Writer Wallace Stegner talked about the West’s phenomenon of attracting boomers or stickers, people who come either for the quick buck and fast strike, or to put down roots. Our tech companies tend to attract a kind of highly educated boomer who’s passing through, thinking more about job and future than community. The residents of “Knowledge Cities” like Seattle are often cloistered in campuses that provide for their daily needs, are immersed in work cultures that are all-consuming and live in communities that feel detached, new or in-the-making, like Bellevue, Sammamish or South Lake Union.
Because the newcomers are often new, busy, un-bonded, the local issues might seem rather abstract or irrelevant. Olympia? Ick. City Hall?
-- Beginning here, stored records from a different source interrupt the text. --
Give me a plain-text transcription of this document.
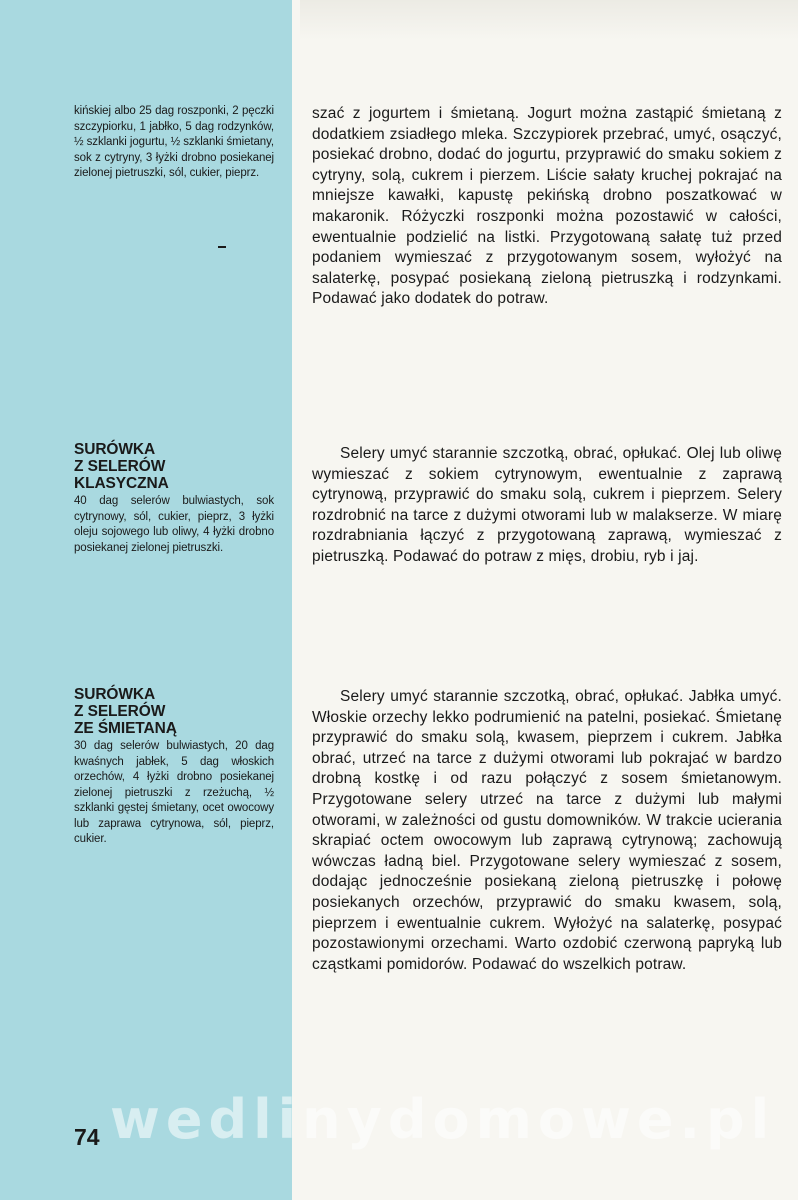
kińskiej albo 25 dag roszponki, 2 pęczki szczypiorku, 1 jabłko, 5 dag rodzynków, ½ szklanki jogurtu, ½ szklanki śmietany, sok z cytryny, 3 łyżki drobno posiekanej zielonej pietruszki, sól, cukier, pieprz.
szać z jogurtem i śmietaną. Jogurt można zastąpić śmietaną z dodatkiem zsiadłego mleka. Szczypiorek przebrać, umyć, osączyć, posiekać drobno, dodać do jogurtu, przyprawić do smaku sokiem z cytryny, solą, cukrem i pierzem. Liście sałaty kruchej pokrajać na mniejsze kawałki, kapustę pekińską drobno poszatkować w makaronik. Różyczki roszponki można pozostawić w całości, ewentualnie podzielić na listki. Przygotowaną sałatę tuż przed podaniem wymieszać z przygotowanym sosem, wyłożyć na salaterkę, posypać posiekaną zieloną pietruszką i rodzynkami. Podawać jako dodatek do potraw.
SURÓWKA
Z SELERÓW
KLASYCZNA
40 dag selerów bulwiastych, sok cytrynowy, sól, cukier, pieprz, 3 łyżki oleju sojowego lub oliwy, 4 łyżki drobno posiekanej zielonej pietruszki.
Selery umyć starannie szczotką, obrać, opłukać. Olej lub oliwę wymieszać z sokiem cytrynowym, ewentualnie z zaprawą cytrynową, przyprawić do smaku solą, cukrem i pieprzem. Selery rozdrobnić na tarce z dużymi otworami lub w malakserze. W miarę rozdrabniania łączyć z przygotowaną zaprawą, wymieszać z pietruszką. Podawać do potraw z mięs, drobiu, ryb i jaj.
SURÓWKA
Z SELERÓW
ZE ŚMIETANĄ
30 dag selerów bulwiastych, 20 dag kwaśnych jabłek, 5 dag włoskich orzechów, 4 łyżki drobno posiekanej zielonej pietruszki z rzeżuchą, ½ szklanki gęstej śmietany, ocet owocowy lub zaprawa cytrynowa, sól, pieprz, cukier.
Selery umyć starannie szczotką, obrać, opłukać. Jabłka umyć. Włoskie orzechy lekko podrumienić na patelni, posiekać. Śmietanę przyprawić do smaku solą, kwasem, pieprzem i cukrem. Jabłka obrać, utrzeć na tarce z dużymi otworami lub pokrajać w bardzo drobną kostkę i od razu połączyć z sosem śmietanowym. Przygotowane selery utrzeć na tarce z dużymi lub małymi otworami, w zależności od gustu domowników. W trakcie ucierania skrapiać octem owocowym lub zaprawą cytrynową; zachowują wówczas ładną biel. Przygotowane selery wymieszać z sosem, dodając jednocześnie posiekaną zieloną pietruszkę i połowę posiekanych orzechów, przyprawić do smaku kwasem, solą, pieprzem i ewentualnie cukrem. Wyłożyć na salaterkę, posypać pozostawionymi orzechami. Warto ozdobić czerwoną papryką lub cząstkami pomidorów. Podawać do wszelkich potraw.
wedlinydomowe.pl
74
Where’s that? Why should I give up my Red Sox cap? Why doesn’t this burg operate like a big city, Chicago or New York? What’s wrong with you people? Tell me when I’m back from my trip to Shanghai.
It’s true that deeply rooted companies, like Boeing, have cheated the local community as well — signing deals out of state to avoid taxes, threatening to move unless tax breaks and subsidies are delivered. The state’s tax code has been largely written to accommodate a company that isn’t even headquartered here anymore, and the little guys are punished through taxes that they can’t avoid.
Still, the solution doesn’t lie in appealing to the angels of better corporate natures (if they exist), but in redefining a corporation’s obligations to its community through the demands of the community itself. You cannot expect enlightened corporate self-interest if there is no advantage to behaving well, if good behavior is undefined and if bad behavior is tolerated. We need to get more specific about what we expect beyond jobs and charity. We also need a tax code that isn’t written by lobbyists, and a political system that isn’t funded by corporate interests.
*Reifman is pushing Seattle Initiative 103.* The law that would, among other things, establish a community bill of rights for the city that would seek to end corporate personhood, limit corporate election spending and lobbying, and outline worker’s rights. It’s an effort to push back, to draw the line, to define how we, as a city, want to live. If it makes the ballot, it would likely face major opposition, and if passed, a federal challenge. But that’s how progress is made, on drug reform or anything else. The stakes in the corporate rights debate are even higher.
The argument will, as Reifman says, help to reframe the conversation. This is not about what corporations want, but what people want. The battle to get Amazon or Microsoft or Boeing or anyone else on a track and under control will have to be fought out in the arena of community values.
I-103 will ask, “What are those values, Seattle?”